About that job Cooper mentioned. I had the official title of Vice President, Entertainment, CBC-TV. I was in charge of prime-time programming for the Chambers Broadcasting Company, one of the four major networks.
Prime time is what they call those three hours of television entertainment—dramas, comedies, movies, specials—that come between the early evening local news, which tells you who's winning what wars, and the late evening local news, which tells you how many firemen and cops were killed during the day.
Prime time is the hours of the evening—eight to eleven, to be general—during which the commercials cost the most money because the audiences are the biggest. Which is why prime time has so often been referred to as the "showcase" of a network.
It's been said that the head of prime-time programming for a network doesn't have any more power than the king of a medium-sized country. I, on the other hand, had always worked in TV news. So it was my opinion that most programmers in the quarter century of television's existence had done little more than approve a pilot about a crippled orphan girl and her pet donkey.
The new job had brought with it a style of living that I thought was better and Marcie thought was gaudy. That I said was fun and she said was embarrassing. That I said was important and she said was irrelevant.
Not that Marcie ever refused to let the silver Rolls take her to Bendel's and Bloomingdale's. And not that she fought very hard to keep from taking advantage of the apartment in the city, which was big enough to put Richard III and the Coliseum Boat Show in at the same time. And not that she disapproved of what the salary boost did for her stature around the antique auctions.
It was just that I had stopped doing anything right a long time ago.
D. Wayne Cooper made sense as usual. It was time to move it on down the road, as he would say.
When the limo pulled away that day in the fall, I said to Cooper, "I know you're right, D. Wayne, but it still hurts."
"Yeah, I know," he said. "Life's a funny old dog, ain't she?"
When a married man suddenly finds himself out on the street for one reason or another, he is obliged to fuck himself into a coma.
It is some kind of law they passed a while back.
My first few months full-time in the apartment on Park Avenue I obeyed the law. I don't recall that it was all that much fun, especially with the fashion models. Cooper described my actions as purely human.
We did some remodeling in the apartment and created a suite for Cooper downstairs, but I don't know that he did a very good job of body guarding, or why would I remember that some of the most joyous occasions were those days when I could wake up and not find a wine glass or a wig or a Wellesley graduate in the bed?
I have been leading up to a day in April, about six months after I left Pelham. I like to think back on it as the day God struck. I say God because I checked. Nobody else confessed.

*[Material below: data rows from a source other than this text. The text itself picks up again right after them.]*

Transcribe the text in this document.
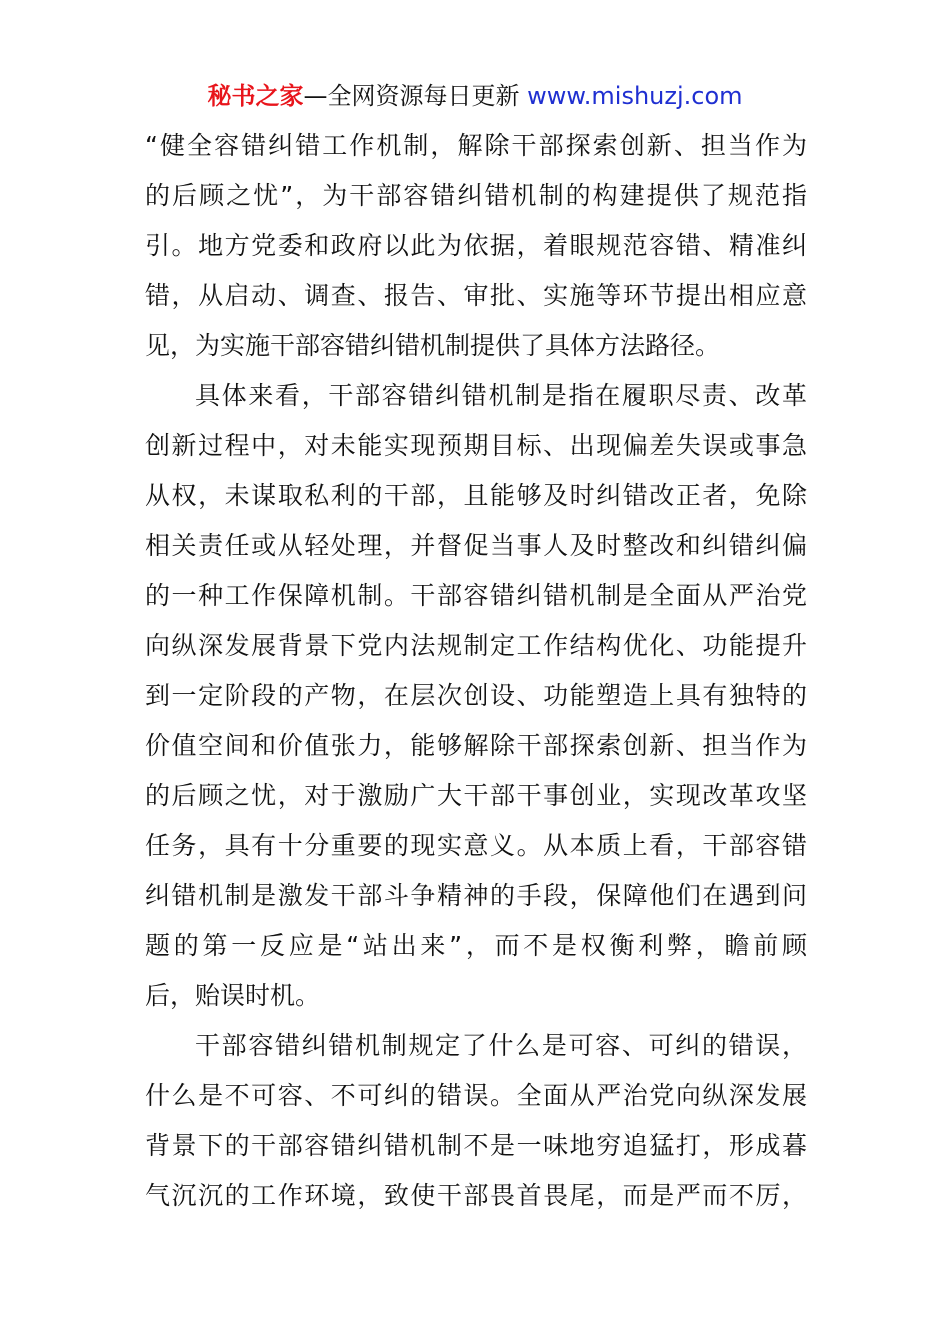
秘书之家—全网资源每日更新 www.mishuzj.com
“健全容错纠错工作机制，解除干部探索创新、担当作为
的后顾之忧”，为干部容错纠错机制的构建提供了规范指
引。地方党委和政府以此为依据，着眼规范容错、精准纠
错，从启动、调查、报告、审批、实施等环节提出相应意
见，为实施干部容错纠错机制提供了具体方法路径。
具体来看，干部容错纠错机制是指在履职尽责、改革
创新过程中，对未能实现预期目标、出现偏差失误或事急
从权，未谋取私利的干部，且能够及时纠错改正者，免除
相关责任或从轻处理，并督促当事人及时整改和纠错纠偏
的一种工作保障机制。干部容错纠错机制是全面从严治党
向纵深发展背景下党内法规制定工作结构优化、功能提升
到一定阶段的产物，在层次创设、功能塑造上具有独特的
价值空间和价值张力，能够解除干部探索创新、担当作为
的后顾之忧，对于激励广大干部干事创业，实现改革攻坚
任务，具有十分重要的现实意义。从本质上看，干部容错
纠错机制是激发干部斗争精神的手段，保障他们在遇到问
题的第一反应是“站出来”，而不是权衡利弊，瞻前顾
后，贻误时机。
干部容错纠错机制规定了什么是可容、可纠的错误，
什么是不可容、不可纠的错误。全面从严治党向纵深发展
背景下的干部容错纠错机制不是一味地穷追猛打，形成暮
气沉沉的工作环境，致使干部畏首畏尾，而是严而不厉，
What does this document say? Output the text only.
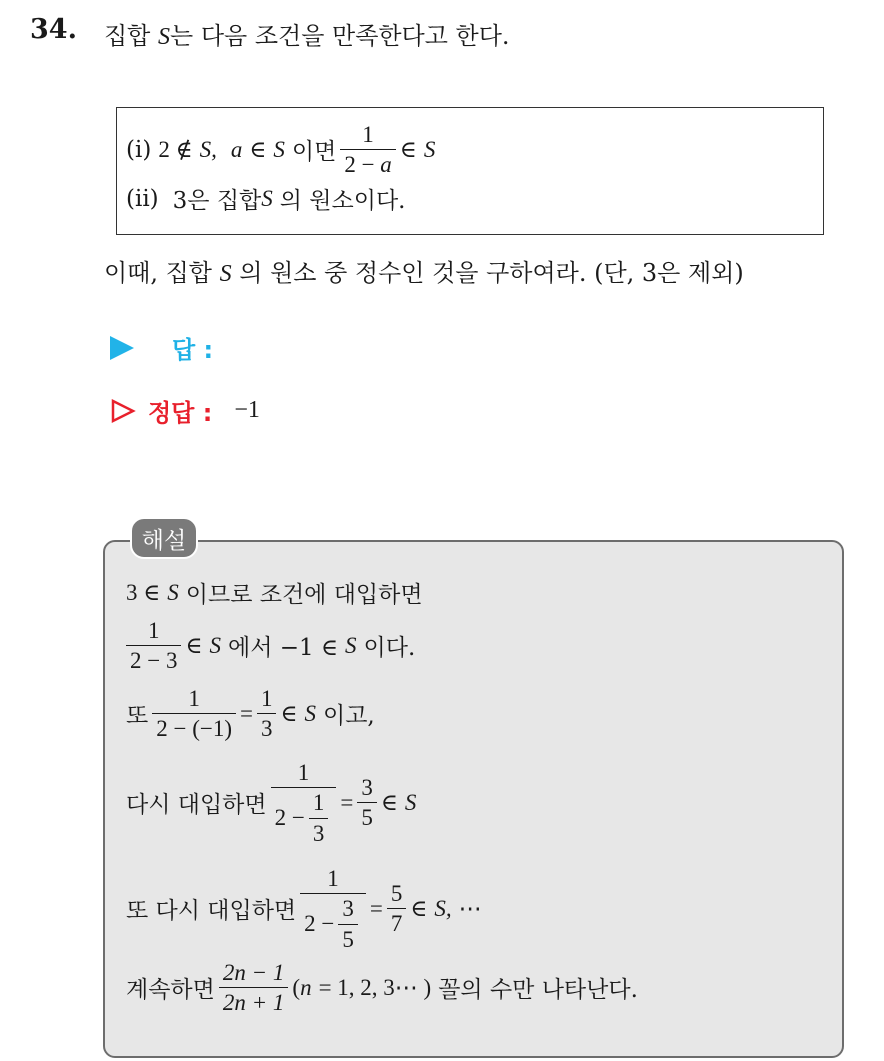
34. 집합 S는 다음 조건을 만족한다고 한다.
(i) 2 ∉ S, a ∈ S 이면 $\frac{1}{2 - a}$ ∈ S
(ii) 3은 집합 S 의 원소이다.
이때, 집합 S 의 원소 중 정수인 것을 구하여라. (단, 3은 제외)
답 :
정답 : −1
해설
3 ∈ S 이므로 조건에 대입하면
$\frac{1}{2 - 3}$ ∈ S 에서 −1 ∈ S 이다.
또 $\frac{1}{2 - (-1)} = \frac{1}{3}$ ∈ S 이고,
다시 대입하면 $\frac{1}{2 - \frac{1}{3}} = \frac{3}{5}$ ∈ S
또 다시 대입하면 $\frac{1}{2 - \frac{3}{5}} = \frac{5}{7}$ ∈ S, ⋯
계속하면 $\frac{2n - 1}{2n + 1}$ ( n = 1, 2, 3⋯ ) 꼴의 수만 나타난다.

It was a day when the career of Frank Mallory was going to get tossed up in the air so everybody at the network could run around with Hefty trash bags trying to catch pieces of it when it fluttered back into the music and laughter of Manhattan.
I speak of a fine spring morning, one of those days when the air quality would be acceptable to WCBC-TV, our local station.

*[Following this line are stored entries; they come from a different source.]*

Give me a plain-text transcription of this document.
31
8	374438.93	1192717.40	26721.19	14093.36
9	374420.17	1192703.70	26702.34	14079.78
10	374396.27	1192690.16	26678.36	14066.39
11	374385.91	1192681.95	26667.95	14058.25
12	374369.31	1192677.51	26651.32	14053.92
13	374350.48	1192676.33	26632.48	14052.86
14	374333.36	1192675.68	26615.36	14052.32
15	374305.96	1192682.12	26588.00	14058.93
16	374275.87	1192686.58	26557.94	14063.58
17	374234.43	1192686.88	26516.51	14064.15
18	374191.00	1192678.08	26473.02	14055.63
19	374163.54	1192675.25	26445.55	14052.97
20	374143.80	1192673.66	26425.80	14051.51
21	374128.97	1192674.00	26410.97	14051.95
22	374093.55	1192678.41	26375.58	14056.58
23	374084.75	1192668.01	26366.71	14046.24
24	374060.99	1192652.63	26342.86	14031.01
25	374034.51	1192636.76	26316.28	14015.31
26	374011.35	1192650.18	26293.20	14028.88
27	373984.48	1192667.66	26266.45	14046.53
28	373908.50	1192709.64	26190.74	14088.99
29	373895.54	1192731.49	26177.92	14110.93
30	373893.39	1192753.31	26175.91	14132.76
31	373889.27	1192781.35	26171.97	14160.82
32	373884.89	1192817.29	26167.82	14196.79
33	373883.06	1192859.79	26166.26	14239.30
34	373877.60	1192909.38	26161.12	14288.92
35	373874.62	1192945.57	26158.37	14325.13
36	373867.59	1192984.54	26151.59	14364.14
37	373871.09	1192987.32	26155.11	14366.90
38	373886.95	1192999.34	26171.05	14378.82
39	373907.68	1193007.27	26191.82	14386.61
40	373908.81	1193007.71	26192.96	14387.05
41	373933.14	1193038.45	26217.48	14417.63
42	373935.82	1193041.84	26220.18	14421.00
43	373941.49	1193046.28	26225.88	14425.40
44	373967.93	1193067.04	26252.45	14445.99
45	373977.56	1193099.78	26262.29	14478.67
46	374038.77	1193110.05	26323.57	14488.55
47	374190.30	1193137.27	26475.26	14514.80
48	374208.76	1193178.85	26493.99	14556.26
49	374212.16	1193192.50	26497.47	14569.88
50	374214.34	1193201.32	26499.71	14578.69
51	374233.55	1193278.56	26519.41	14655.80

The sunrays were shimmering white instead of filtered New Jersey green as they came through the sliding glass doors of my bedroom.

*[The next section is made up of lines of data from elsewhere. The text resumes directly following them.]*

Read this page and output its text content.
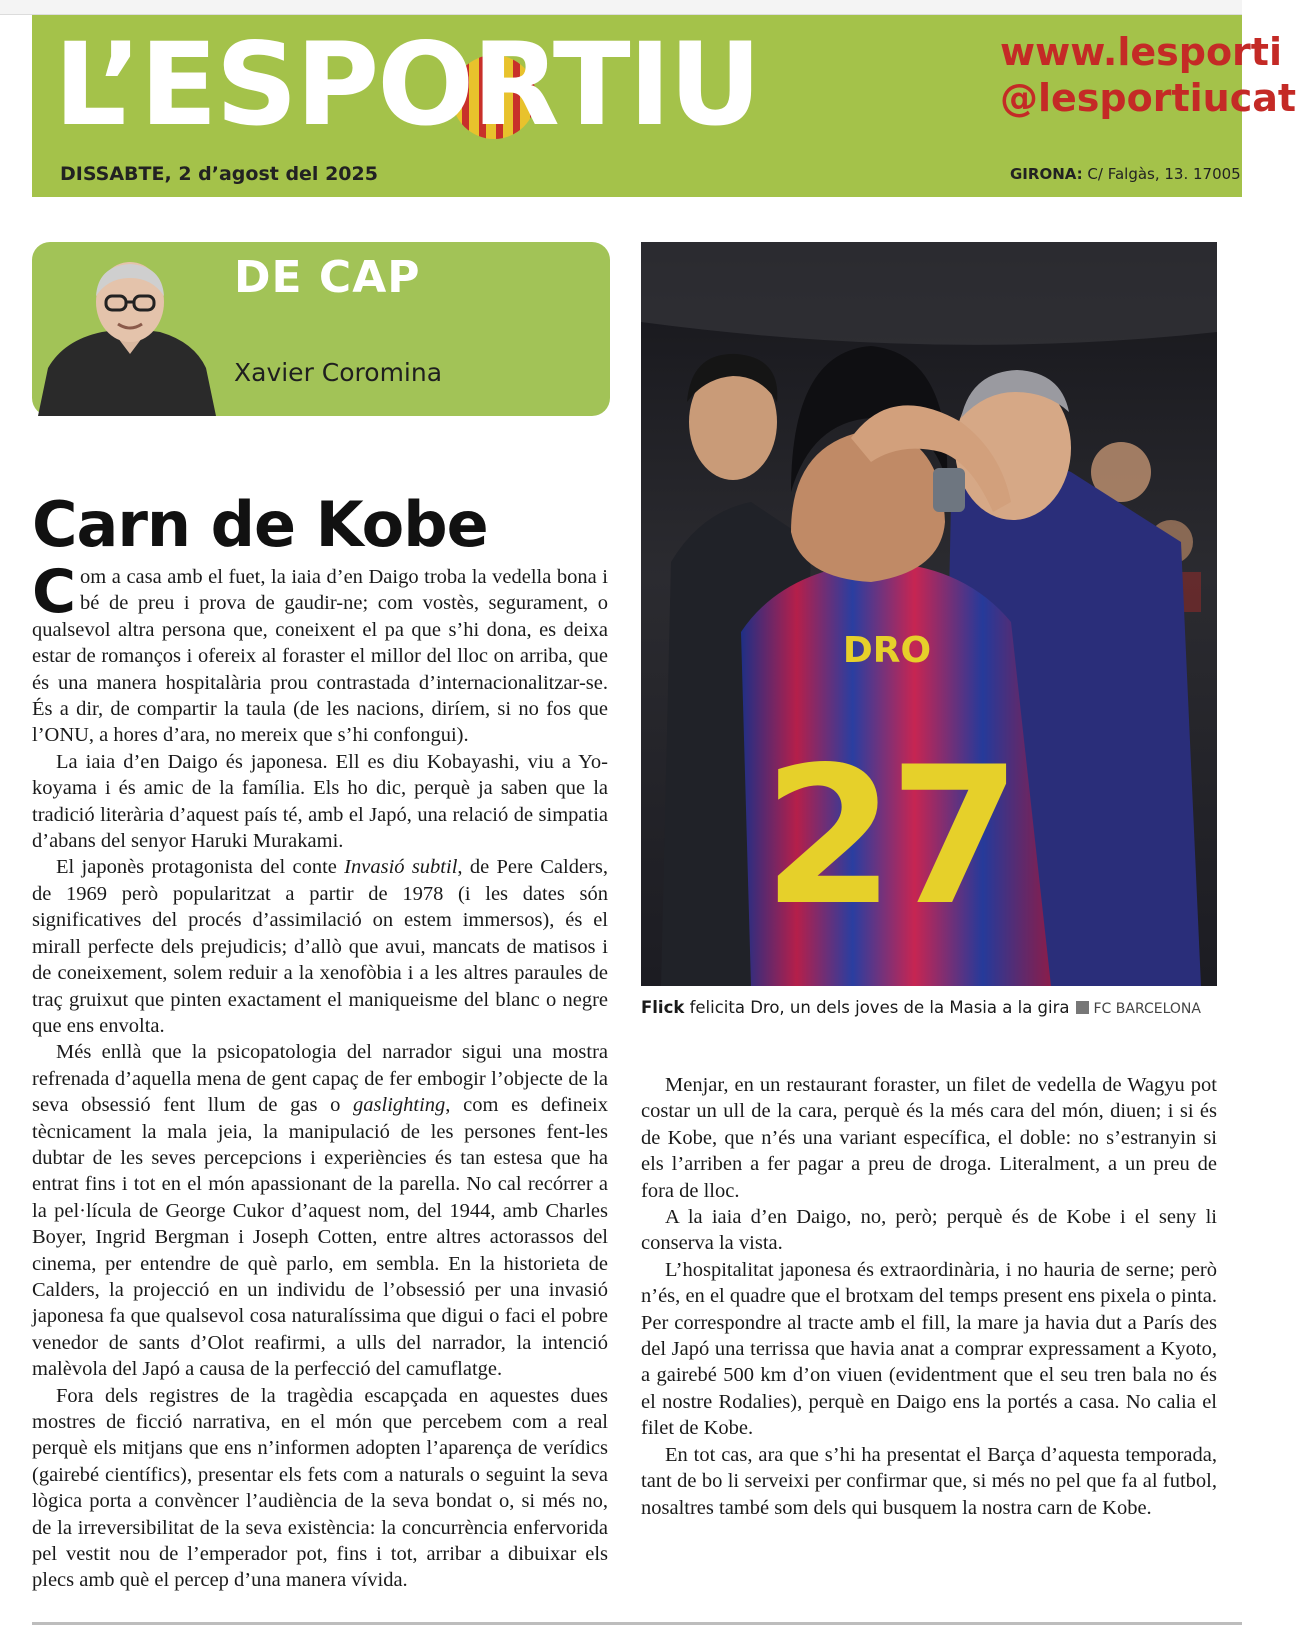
L’ESPORTIU	www.lesporti
@lesportiucat
DISSABTE, 2 d’agost del 2025	GIRONA: C/ Falgàs, 13. 17005
DE CAP
Xavier Coromina
Carn de Kobe

Com a casa amb el fuet, la iaia d’en Daigo troba la vedella bona i bé de preu i prova de gaudir-ne; com vostès, segurament, o qualsevol altra persona que, coneixent el pa que s’hi dona, es deixa estar de romanços i ofereix al foraster el millor del lloc on arriba, que és una manera hospitalària prou contrastada d’internacionalitzar-se. És a dir, de compartir la taula (de les nacions, diríem, si no fos que l’ONU, a hores d’ara, no mereix que s’hi confongui).

La iaia d’en Daigo és japonesa. Ell es diu Kobayashi, viu a Yokoyama i és amic de la família. Els ho dic, perquè ja saben que la tradició literària d’aquest país té, amb el Japó, una relació de simpatia d’abans del senyor Haruki Murakami.

El japonès protagonista del conte Invasió subtil, de Pere Calders, de 1969 però popularitzat a partir de 1978 (i les dates són significatives del procés d’assimilació on estem immersos), és el mirall perfecte dels prejudicis; d’allò que avui, mancats de matisos i de coneixement, solem reduir a la xenofòbia i a les altres paraules de traç gruixut que pinten exactament el maniqueisme del blanc o negre que ens envolta.

Més enllà que la psicopatologia del narrador sigui una mostra refrenada d’aquella mena de gent capaç de fer embogir l’objecte de la seva obsessió fent llum de gas o gaslighting, com es defineix tècnicament la mala jeia, la manipulació de les persones fent-les dubtar de les seves percepcions i experiències és tan estesa que ha entrat fins i tot en el món apassionant de la parella. No cal recórrer a la pel·lícula de George Cukor d’aquest nom, del 1944, amb Charles Boyer, Ingrid Bergman i Joseph Cotten, entre altres actorassos del cinema, per entendre de què parlo, em sembla. En la historieta de Calders, la projecció en un individu de l’obsessió per una invasió japonesa fa que qualsevol cosa naturalíssima que digui o faci el pobre venedor de sants d’Olot reafirmi, a ulls del narrador, la intenció malèvola del Japó a causa de la perfecció del camuflatge.

Fora dels registres de la tragèdia escapçada en aquestes dues mostres de ficció narrativa, en el món que percebem com a real perquè els mitjans que ens n’informen adopten l’aparença de verídics (gairebé científics), presentar els fets com a naturals o seguint la seva lògica porta a convèncer l’audiència de la seva bondat o, si més no, de la irreversibilitat de la seva existència: la concurrència enfervorida pel vestit nou de l’emperador pot, fins i tot, arribar a dibuixar els plecs amb què el percep d’una manera vívida.

DRO
27
Flick felicita Dro, un dels joves de la Masia a la gira FC BARCELONA

Menjar, en un restaurant foraster, un filet de vedella de Wagyu pot costar un ull de la cara, perquè és la més cara del món, diuen; i si és de Kobe, que n’és una variant específica, el doble: no s’estranyin si els l’arriben a fer pagar a preu de droga. Literalment, a un preu de fora de lloc.

A la iaia d’en Daigo, no, però; perquè és de Kobe i el seny li conserva la vista.

L’hospitalitat japonesa és extraordinària, i no hauria de serne; però n’és, en el quadre que el brotxam del temps present ens pixela o pinta. Per correspondre al tracte amb el fill, la mare ja havia dut a París des del Japó una terrissa que havia anat a comprar expressament a Kyoto, a gairebé 500 km d’on viuen (evidentment que el seu tren bala no és el nostre Rodalies), perquè en Daigo ens la portés a casa. No calia el filet de Kobe.

En tot cas, ara que s’hi ha presentat el Barça d’aquesta temporada, tant de bo li serveixi per confirmar que, si més no pel que fa al futbol, nosaltres també som dels qui busquem la nostra carn de Kobe.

Without a headache, I would have wanted to go out on the terrace and look at the sights. At Central Park and the reservoir across to the west. To the city's skyline posing for another Instamatic on my left. Or north and upstate past Harlem and Yankee Stadium toward the Marcies and station wagons of the world.
I was just crumpled up on the bed, trying to remember what last night was like, and maybe wondering if there might be another East Side contessa beside me, when I heard Cooper's voice.
"Frank, you got to get with it. You got to meet the Big Guy up in Greenwich before noon," Cooper said.
The Big Guy was Harley O. Chambers. Harley O. Chambers was the founder, chairman, monarch, and bat boy of the Chambers Corporation, which of course owned CBC-TV. The Big Guy owned most everything else you could think of on the financial pages.
I patted around on the sheets.
"You slept by yourself," Cooper said. "Our last stop was Clarke's. You went for a swim in the J&B. Sat with the usuals. And the mayor for a while."
I opened one eye.
"After you solved all the problems of pollution and football, you did Cary Grant, Cagney, John Wayne. The mayor hadn't heard you do 'em in months. Julia got pissed and split."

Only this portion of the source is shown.